People use tons of methods to stimulate and relax their brains. Yes, coffee counts, and so does a glass of wine or prescription drugs. There are also meditation apps and biofeedback devices.
But what happens when such stimulants are considered "technology," with all the funding and testing and marketing that entails? Maybe you’ve heard about the military testing trans-cranial direct current stimulation (tDCS), to increase target accuracy and focus. Or maybe you know someone who experiments with 9-volt batteries at home.

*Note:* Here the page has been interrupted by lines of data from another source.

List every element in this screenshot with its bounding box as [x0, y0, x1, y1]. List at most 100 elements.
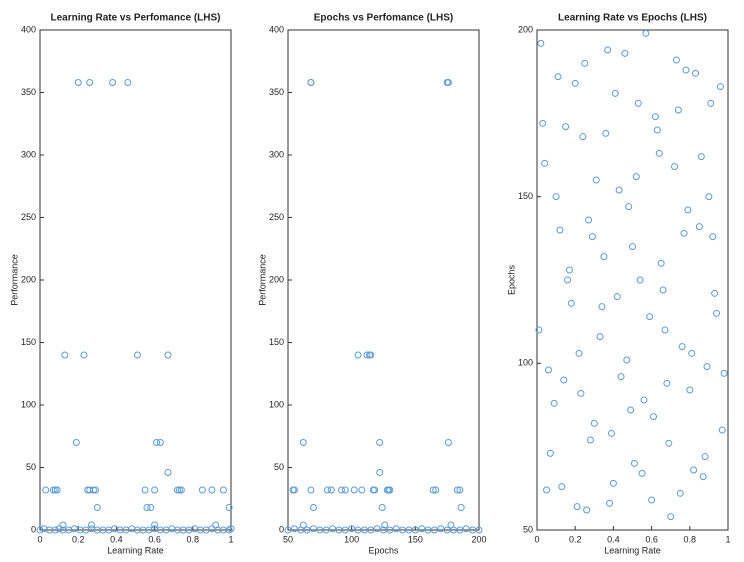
scatter-point: [655, 149, 663, 157]
scatter-point: [651, 113, 659, 121]
scatter-point: [585, 216, 593, 224]
scatter-point: [363, 351, 371, 359]
scatter-point: [550, 399, 558, 407]
scatter-point: [227, 525, 235, 533]
scatter-point: [564, 276, 572, 284]
scatter-point: [623, 356, 631, 364]
scatter-point: [444, 79, 452, 86]
scatter-point: [625, 203, 633, 211]
y-tick-label: 150: [518, 191, 533, 201]
scatter-point: [567, 299, 575, 307]
scatter-point: [586, 436, 594, 444]
scatter-point: [36, 526, 44, 534]
x-tick-label: 1: [725, 534, 730, 544]
scatter-point: [650, 413, 658, 421]
scatter-point: [659, 286, 667, 294]
scatter-point: [133, 351, 141, 359]
scatter-point: [91, 486, 99, 494]
scatter-point: [354, 351, 362, 359]
plot-frame: [536, 29, 729, 531]
scatter-point: [432, 486, 440, 494]
scatter-point: [663, 379, 671, 387]
scatter-point: [539, 119, 547, 127]
scatter-point: [86, 79, 94, 86]
y-axis-label: Epochs: [506, 264, 516, 295]
scatter-point: [565, 266, 573, 274]
scatter-point: [554, 73, 562, 81]
scatter-point: [411, 526, 419, 534]
y-axis-label: Performance: [257, 254, 267, 306]
x-tick-label: 0.6: [148, 534, 161, 544]
scatter-point: [429, 486, 437, 494]
y-tick-label: 150: [21, 337, 36, 347]
scatter-point: [225, 526, 233, 534]
scatter-point: [543, 486, 551, 494]
scatter-point: [720, 369, 728, 377]
y-tick-label: 300: [269, 149, 284, 159]
scatter-point: [581, 59, 589, 67]
scatter-point: [695, 223, 703, 231]
y-tick-label: 50: [26, 462, 36, 472]
x-tick-label: 0: [37, 534, 42, 544]
scatter-point: [51, 486, 59, 494]
scatter-point: [686, 386, 694, 394]
scatter-point: [667, 513, 675, 521]
scatter-point: [164, 351, 172, 359]
scatter-point: [684, 206, 692, 214]
scatter-point: [552, 193, 560, 201]
scatter-point: [358, 486, 366, 494]
scatter-point: [475, 526, 483, 534]
scatter-point: [376, 439, 384, 446]
scatter-point: [59, 521, 67, 529]
scatter-point: [617, 373, 625, 381]
scatter-point: [596, 333, 604, 341]
scatter-point: [699, 473, 707, 481]
scatter-point: [577, 389, 585, 397]
scatter-point: [711, 289, 719, 297]
scatter-point: [55, 525, 63, 533]
scatter-point: [74, 79, 82, 86]
scatter-point: [299, 439, 307, 446]
scatter-point: [327, 486, 335, 494]
x-tick-label: 50: [283, 534, 293, 544]
scatter-point: [456, 526, 464, 534]
scatter-point: [462, 525, 470, 533]
y-tick-label: 250: [21, 212, 36, 222]
y-tick-label: 200: [518, 24, 533, 34]
scatter-point: [143, 504, 151, 511]
subplot: Epochs vs Perfomance (LHS) Epochs Performa…: [257, 13, 486, 556]
scatter-point: [707, 99, 715, 107]
scatter-point: [671, 163, 679, 171]
scatter-point: [703, 363, 711, 371]
y-tick-label: 200: [269, 274, 284, 284]
scatter-point: [350, 486, 358, 494]
scatter-point: [560, 376, 568, 384]
scatter-point: [322, 526, 330, 534]
subplot-title: Learning Rate vs Perfomance (LHS): [50, 13, 220, 24]
scatter-point: [373, 525, 381, 533]
scatter-point: [573, 503, 581, 511]
scatter-point: [93, 504, 101, 511]
scatter-point: [537, 39, 545, 47]
scatter-point: [611, 89, 619, 97]
x-tick-label: 150: [408, 534, 423, 544]
scatter-point: [303, 526, 311, 534]
scatter-point: [600, 253, 608, 261]
y-tick-label: 400: [269, 24, 284, 34]
scatter-point: [164, 469, 172, 476]
scatter-point: [392, 525, 400, 533]
scatter-point: [153, 439, 161, 446]
scatter-point: [716, 83, 724, 91]
scatter-point: [341, 526, 349, 534]
scatter-point: [541, 159, 549, 167]
y-tick-label: 100: [518, 358, 533, 368]
scatter-point: [657, 259, 665, 267]
scatter-point: [80, 351, 88, 359]
scatter-point: [636, 276, 644, 284]
scatter-point: [147, 504, 155, 511]
scatter-point: [208, 525, 216, 533]
scatter-point: [290, 486, 298, 494]
scatter-point: [198, 486, 206, 494]
scatter-point: [579, 133, 587, 141]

Yes, people do this — including our friends at Radiolab who did a fun episode about this a little while back.
But Thync, the gadget that Manoush uses in this week's episode, could be the first time tDCS goes mainstream (here's the study we referenced in the podcast). It's a little headset that wraps around your ear, and then you stick a white, potato chip-looking-thing to your forehead. You can buy it on Amazon right now.
Still, even though you theoretically could buy a Thync for yourself, there is an important question to be asked: should you? Come on, this thing is strapped to your head—we've seen enough science fiction movies to know that can be a horrible idea.
The FDA isn't testing these things because they're technically considered "lifestyle products," but we got a medical assessment just to be safe. He said, sure, the brain is complex, and the device's methods are pretty crude, but there's no scientific evidence to suggest that something like Thync could have long-term adverse effects.
The real question here: Could your longstanding date night with that tall glass of Cabernet be over?
On this week's episode, you'll meet Isy Goldwasser, the co-founder and Chief Thyncing Officer of Thync. You'll also hear from Roy Hamilton, who directs the lab for cognition and neural stimulation at the University of Pennsylvania. And, as always, you'll get the scoop from Manoush, who has some really special reactions to Thync's technology.